Flex LNG agreed a new time charter for Flex Aurora with a global supermajor. The contract has a firm two-year term, plus three separate two-year extension options. If all options are exercised, the charter could run for eight years, potentially committing the vessel until 2034.

How does the new Flex Aurora charter affect Flex LNG’s contract backlog?

The Flex Aurora deal increases Flex LNG’s forward contract coverage. After this agreement, the company reports a minimum contract backlog of 55 vessel-years. If all charter options across the fleet, including Aurora’s 2+2+2-year options, are exercised, the total backlog could reach 82 vessel-years.

What impact is expected from the new Flex Aurora contract on Flex LNG’s earnings?

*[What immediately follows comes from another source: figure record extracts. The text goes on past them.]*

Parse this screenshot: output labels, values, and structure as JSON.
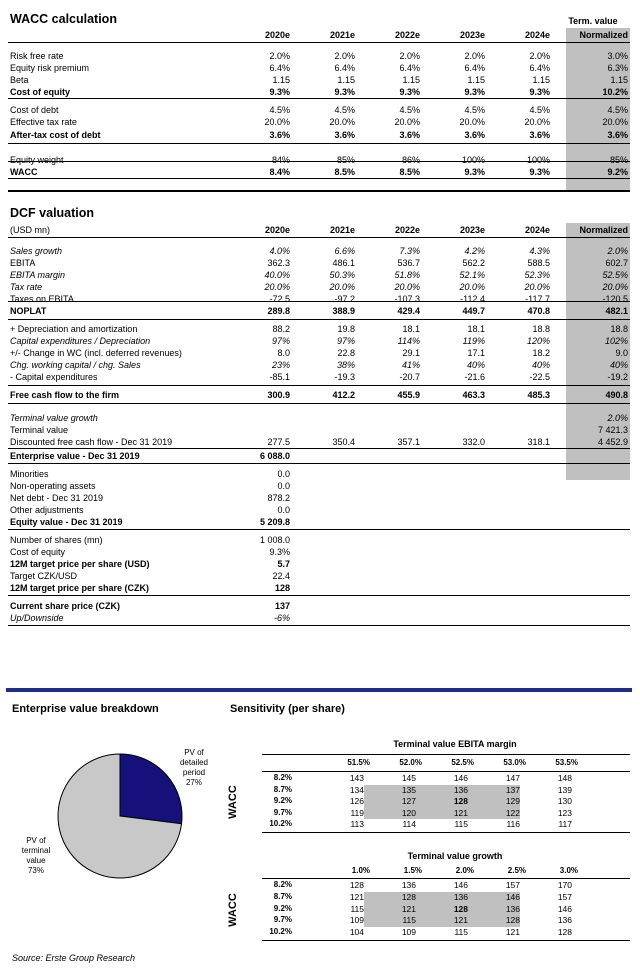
{
  "wacc": {
    "title": "WACC calculation",
    "term_value_label": "Term. value",
    "years": [
      "2020e",
      "2021e",
      "2022e",
      "2023e",
      "2024e",
      "Normalized"
    ],
    "rows": [
      {
        "label": "Risk free rate",
        "vals": [
          "2.0%",
          "2.0%",
          "2.0%",
          "2.0%",
          "2.0%",
          "3.0%"
        ]
      },
      {
        "label": "Equity risk premium",
        "vals": [
          "6.4%",
          "6.4%",
          "6.4%",
          "6.4%",
          "6.4%",
          "6.3%"
        ]
      },
      {
        "label": "Beta",
        "vals": [
          "1.15",
          "1.15",
          "1.15",
          "1.15",
          "1.15",
          "1.15"
        ]
      },
      {
        "label": "Cost of equity",
        "vals": [
          "9.3%",
          "9.3%",
          "9.3%",
          "9.3%",
          "9.3%",
          "10.2%"
        ]
      },
      {
        "label": "Cost of debt",
        "vals": [
          "4.5%",
          "4.5%",
          "4.5%",
          "4.5%",
          "4.5%",
          "4.5%"
        ]
      },
      {
        "label": "Effective tax rate",
        "vals": [
          "20.0%",
          "20.0%",
          "20.0%",
          "20.0%",
          "20.0%",
          "20.0%"
        ]
      },
      {
        "label": "After-tax cost of debt",
        "vals": [
          "3.6%",
          "3.6%",
          "3.6%",
          "3.6%",
          "3.6%",
          "3.6%"
        ]
      },
      {
        "label": "Equity weight",
        "vals": [
          "84%",
          "85%",
          "86%",
          "100%",
          "100%",
          "85%"
        ]
      },
      {
        "label": "WACC",
        "vals": [
          "8.4%",
          "8.5%",
          "8.5%",
          "9.3%",
          "9.3%",
          "9.2%"
        ]
      }
    ]
  },
  "dcf": {
    "title": "DCF valuation",
    "unit": "(USD mn)",
    "years": [
      "2020e",
      "2021e",
      "2022e",
      "2023e",
      "2024e",
      "Normalized"
    ],
    "rows": [
      {
        "label": "Sales growth",
        "vals": [
          "4.0%",
          "6.6%",
          "7.3%",
          "4.2%",
          "4.3%",
          "2.0%"
        ]
      },
      {
        "label": "EBITA",
        "vals": [
          "362.3",
          "486.1",
          "536.7",
          "562.2",
          "588.5",
          "602.7"
        ]
      },
      {
        "label": "EBITA margin",
        "vals": [
          "40.0%",
          "50.3%",
          "51.8%",
          "52.1%",
          "52.3%",
          "52.5%"
        ]
      },
      {
        "label": "Tax rate",
        "vals": [
          "20.0%",
          "20.0%",
          "20.0%",
          "20.0%",
          "20.0%",
          "20.0%"
        ]
      },
      {
        "label": "Taxes on EBITA",
        "vals": [
          "-72.5",
          "-97.2",
          "-107.3",
          "-112.4",
          "-117.7",
          "-120.5"
        ]
      },
      {
        "label": "NOPLAT",
        "vals": [
          "289.8",
          "388.9",
          "429.4",
          "449.7",
          "470.8",
          "482.1"
        ]
      },
      {
        "label": "+ Depreciation and amortization",
        "vals": [
          "88.2",
          "19.8",
          "18.1",
          "18.1",
          "18.8",
          "18.8"
        ]
      },
      {
        "label": "Capital expenditures / Depreciation",
        "vals": [
          "97%",
          "97%",
          "114%",
          "119%",
          "120%",
          "102%"
        ]
      },
      {
        "label": "+/- Change in WC (incl. deferred revenues)",
        "vals": [
          "8.0",
          "22.8",
          "29.1",
          "17.1",
          "18.2",
          "9.0"
        ]
      },
      {
        "label": "Chg. working capital / chg. Sales",
        "vals": [
          "23%",
          "38%",
          "41%",
          "40%",
          "40%",
          "40%"
        ]
      },
      {
        "label": "- Capital expenditures",
        "vals": [
          "-85.1",
          "-19.3",
          "-20.7",
          "-21.6",
          "-22.5",
          "-19.2"
        ]
      },
      {
        "label": "Free cash flow to the firm",
        "vals": [
          "300.9",
          "412.2",
          "455.9",
          "463.3",
          "485.3",
          "490.8"
        ]
      },
      {
        "label": "Terminal value growth",
        "vals": [
          "",
          "",
          "",
          "",
          "",
          "2.0%"
        ]
      },
      {
        "label": "Terminal value",
        "vals": [
          "",
          "",
          "",
          "",
          "",
          "7 421.3"
        ]
      },
      {
        "label": "Discounted free cash flow - Dec 31 2019",
        "vals": [
          "277.5",
          "350.4",
          "357.1",
          "332.0",
          "318.1",
          "4 452.9"
        ]
      }
    ],
    "bridge": [
      {
        "label": "Enterprise value - Dec 31 2019",
        "val": "6 088.0"
      },
      {
        "label": "Minorities",
        "val": "0.0"
      },
      {
        "label": "Non-operating assets",
        "val": "0.0"
      },
      {
        "label": "Net debt - Dec 31 2019",
        "val": "878.2"
      },
      {
        "label": "Other adjustments",
        "val": "0.0"
      },
      {
        "label": "Equity value - Dec 31 2019",
        "val": "5 209.8"
      },
      {
        "label": "Number of shares (mn)",
        "val": "1 008.0"
      },
      {
        "label": "Cost of equity",
        "val": "9.3%"
      },
      {
        "label": "12M target price per share (USD)",
        "val": "5.7"
      },
      {
        "label": "Target CZK/USD",
        "val": "22.4"
      },
      {
        "label": "12M target price per share (CZK)",
        "val": "128"
      },
      {
        "label": "Current share price (CZK)",
        "val": "137"
      },
      {
        "label": "Up/Downside",
        "val": "-6%"
      }
    ]
  },
  "ev_breakdown": {
    "title": "Enterprise value breakdown",
    "slices": [
      {
        "label1": "PV of",
        "label2": "detailed",
        "label3": "period",
        "pct": "27%",
        "value": 27,
        "color": "#16117a"
      },
      {
        "label1": "PV of",
        "label2": "terminal",
        "label3": "value",
        "pct": "73%",
        "value": 73,
        "color": "#c8c8c8"
      }
    ]
  },
  "sensitivity": {
    "title": "Sensitivity (per share)",
    "axis_label": "WACC",
    "table1": {
      "header": "Terminal value EBITA margin",
      "cols": [
        "51.5%",
        "52.0%",
        "52.5%",
        "53.0%",
        "53.5%"
      ],
      "rows": [
        {
          "wacc": "8.2%",
          "vals": [
            "143",
            "145",
            "146",
            "147",
            "148"
          ]
        },
        {
          "wacc": "8.7%",
          "vals": [
            "134",
            "135",
            "136",
            "137",
            "139"
          ]
        },
        {
          "wacc": "9.2%",
          "vals": [
            "126",
            "127",
            "128",
            "129",
            "130"
          ]
        },
        {
          "wacc": "9.7%",
          "vals": [
            "119",
            "120",
            "121",
            "122",
            "123"
          ]
        },
        {
          "wacc": "10.2%",
          "vals": [
            "113",
            "114",
            "115",
            "116",
            "117"
          ]
        }
      ]
    },
    "table2": {
      "header": "Terminal value growth",
      "cols": [
        "1.0%",
        "1.5%",
        "2.0%",
        "2.5%",
        "3.0%"
      ],
      "rows": [
        {
          "wacc": "8.2%",
          "vals": [
            "128",
            "136",
            "146",
            "157",
            "170"
          ]
        },
        {
          "wacc": "8.7%",
          "vals": [
            "121",
            "128",
            "136",
            "146",
            "157"
          ]
        },
        {
          "wacc": "9.2%",
          "vals": [
            "115",
            "121",
            "128",
            "136",
            "146"
          ]
        },
        {
          "wacc": "9.7%",
          "vals": [
            "109",
            "115",
            "121",
            "128",
            "136"
          ]
        },
        {
          "wacc": "10.2%",
          "vals": [
            "104",
            "109",
            "115",
            "121",
            "128"
          ]
        }
      ]
    }
  },
  "source": "Source: Erste Group Research"
}
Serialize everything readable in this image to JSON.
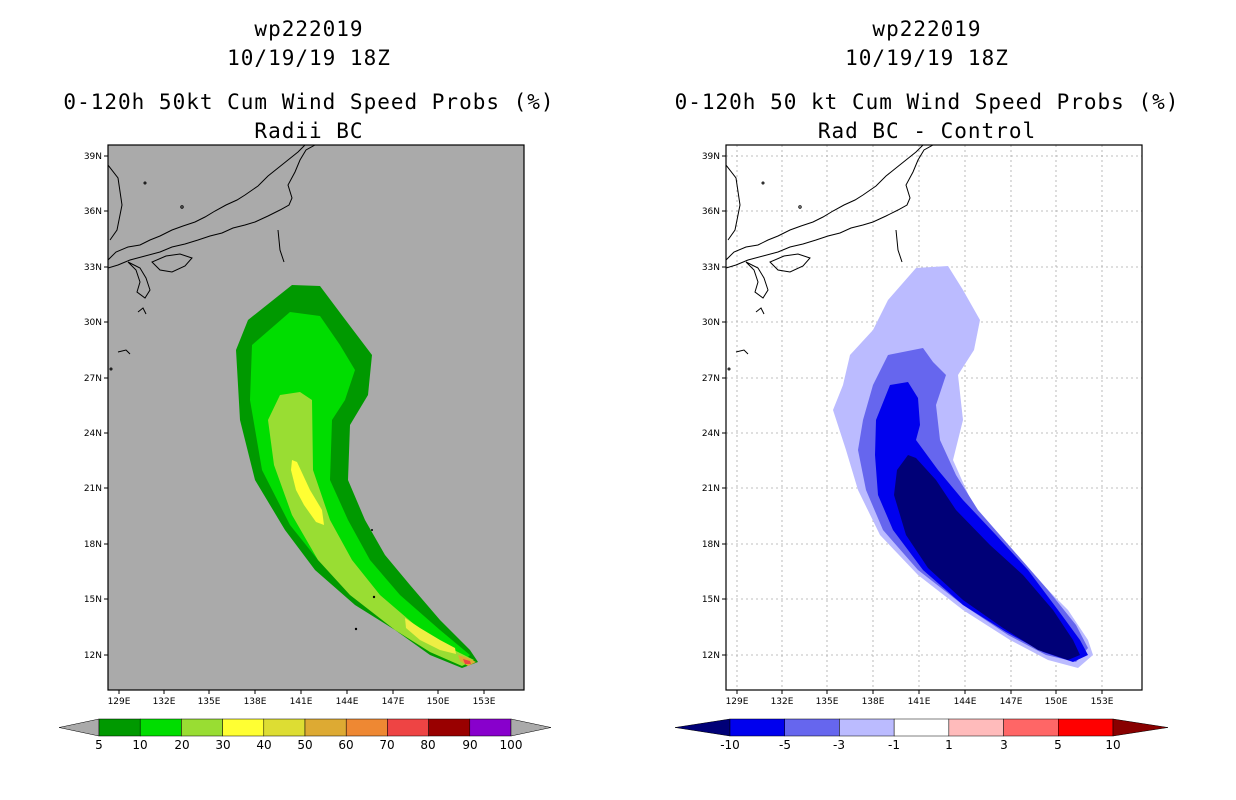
{
  "panels": [
    {
      "title_line1": "wp222019",
      "title_line2": "10/19/19 18Z",
      "title_line3": "0-120h 50kt Cum Wind Speed Probs (%)",
      "title_line4": "Radii BC",
      "lat_ticks": [
        "39N",
        "36N",
        "33N",
        "30N",
        "27N",
        "24N",
        "21N",
        "18N",
        "15N",
        "12N"
      ],
      "lon_ticks": [
        "129E",
        "132E",
        "135E",
        "138E",
        "141E",
        "144E",
        "147E",
        "150E",
        "153E"
      ],
      "colorbar": {
        "labels": [
          "5",
          "10",
          "20",
          "30",
          "40",
          "50",
          "60",
          "70",
          "80",
          "90",
          "100"
        ],
        "colors": [
          "#009900",
          "#00dd00",
          "#99dd33",
          "#ffff33",
          "#dddd33",
          "#ddaa33",
          "#ee8833",
          "#ee4444",
          "#990000",
          "#8800cc"
        ],
        "end_color": "#aaaaaa"
      },
      "background_color": "#aaaaaa"
    },
    {
      "title_line1": "wp222019",
      "title_line2": "10/19/19 18Z",
      "title_line3": "0-120h 50 kt Cum Wind Speed Probs (%)",
      "title_line4": "Rad BC - Control",
      "lat_ticks": [
        "39N",
        "36N",
        "33N",
        "30N",
        "27N",
        "24N",
        "21N",
        "18N",
        "15N",
        "12N"
      ],
      "lon_ticks": [
        "129E",
        "132E",
        "135E",
        "138E",
        "141E",
        "144E",
        "147E",
        "150E",
        "153E"
      ],
      "colorbar": {
        "labels": [
          "-10",
          "-5",
          "-3",
          "-1",
          "1",
          "3",
          "5",
          "10"
        ],
        "colors": [
          "#0000ee",
          "#6666ee",
          "#bbbbff",
          "#ffffff",
          "#ffbbbb",
          "#ff6666",
          "#ff0000"
        ],
        "end_low": "#000077",
        "end_high": "#880000"
      },
      "background_color": "#ffffff"
    }
  ]
}
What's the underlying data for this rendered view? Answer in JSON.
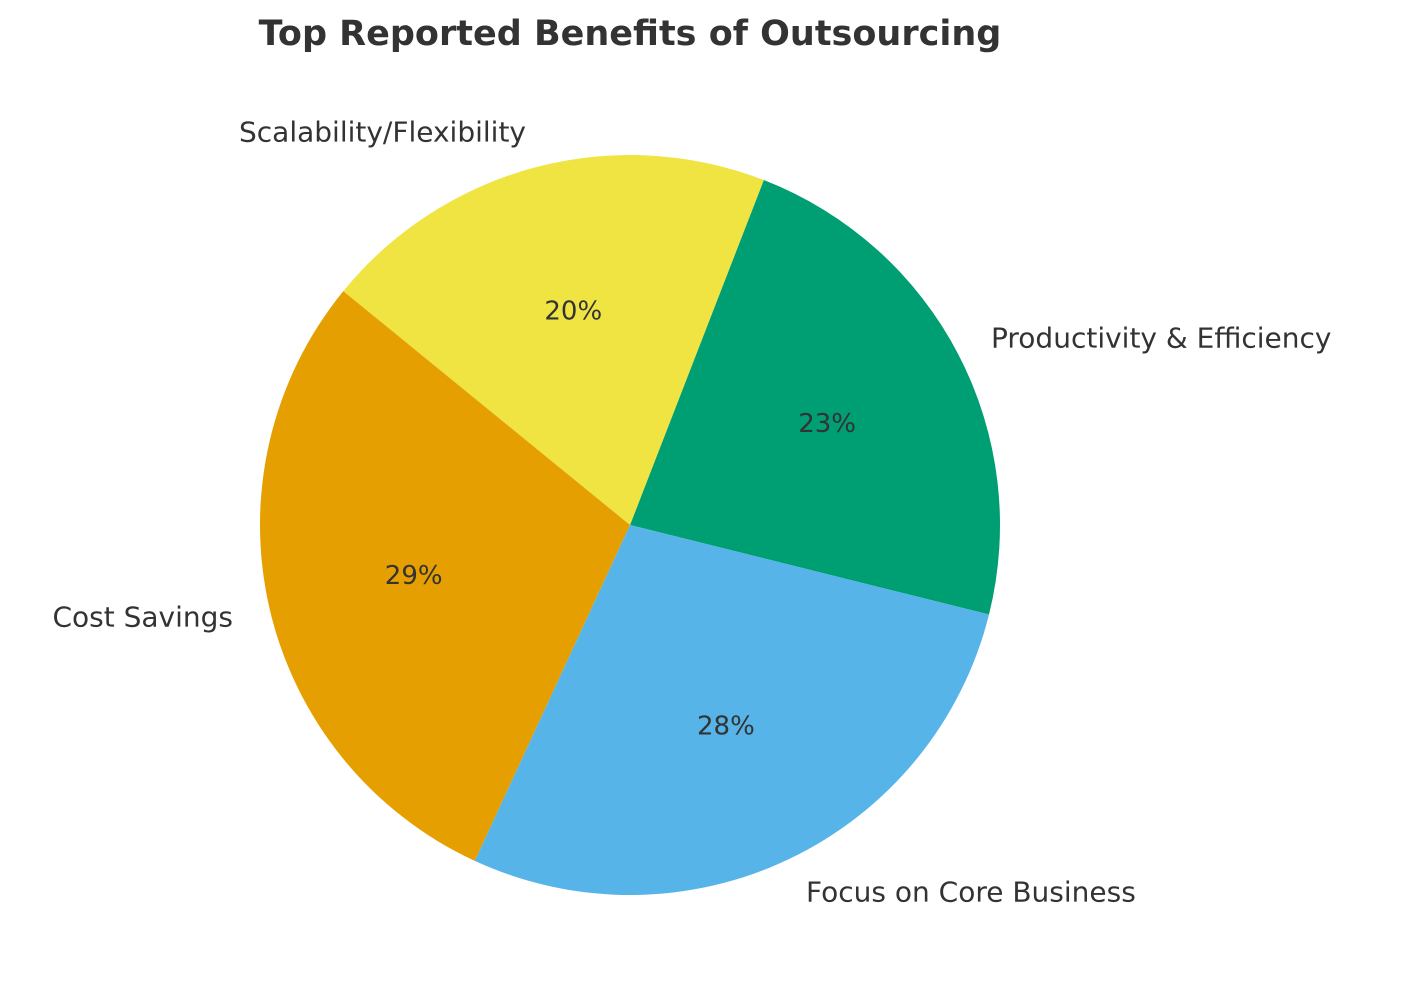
{
  "title": "Top Reported Benefits of Outsourcing",
  "chart_data": {
    "type": "pie",
    "title": "Top Reported Benefits of Outsourcing",
    "labels": [
      "Productivity & Efficiency",
      "Scalability/Flexibility",
      "Cost Savings",
      "Focus on Core Business"
    ],
    "values": [
      23,
      20,
      29,
      28
    ],
    "percent_labels": [
      "23%",
      "20%",
      "29%",
      "28%"
    ],
    "colors": [
      "#009E73",
      "#F0E442",
      "#E69F00",
      "#56B4E9"
    ],
    "text_color": "#333333",
    "background_color": "#ffffff",
    "start_angle_deg": -14,
    "direction": "counterclockwise",
    "label_distance": 1.1,
    "pct_distance": 0.6,
    "legend": "none",
    "unit": "%"
  }
}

The new time charter is expected to support higher near-term earnings. Flex LNG states that the Flex Aurora contract, combined with its remaining spot exposure, is expected to contribute positively to earnings in the second quarter of 2026, though actual impact will depend on market conditions and spot performance.

What are the key characteristics of Flex Aurora in Flex LNG’s fleet?

Flex Aurora is a modern, fuel-efficient LNG carrier in Flex LNG’s fleet. Built in 2020, the vessel is a 174,000 cubic meter LNG carrier featuring X-DF two-stroke propulsion technology. This aligns with the company’s focus on state-of-the-art, fuel-efficient ships with a lower carbon footprint compared with older vessel designs.

How exposed is Flex LNG (FLNG) to the spot LNG shipping market after this contract?

Flex LNG will retain some exposure to the spot LNG market. Management notes that, after the commencement of the new minimum two-year charter for Flex Aurora, the company expects to have two vessels trading in what it currently describes as a firm LNG shipping spot market, maintaining potential upside and risk.

Why does Flex LNG mention potential revisions to its full-year 2026 guidance?

The company cites volatility in LNG and broader energy markets. While the new contract supports Q2 2026 earnings, Flex LNG stresses that continued uncertainty and volatility may lead to revisions of the full-year guidance previously presented with its fourth quarter 2025 results, depending on how market conditions develop.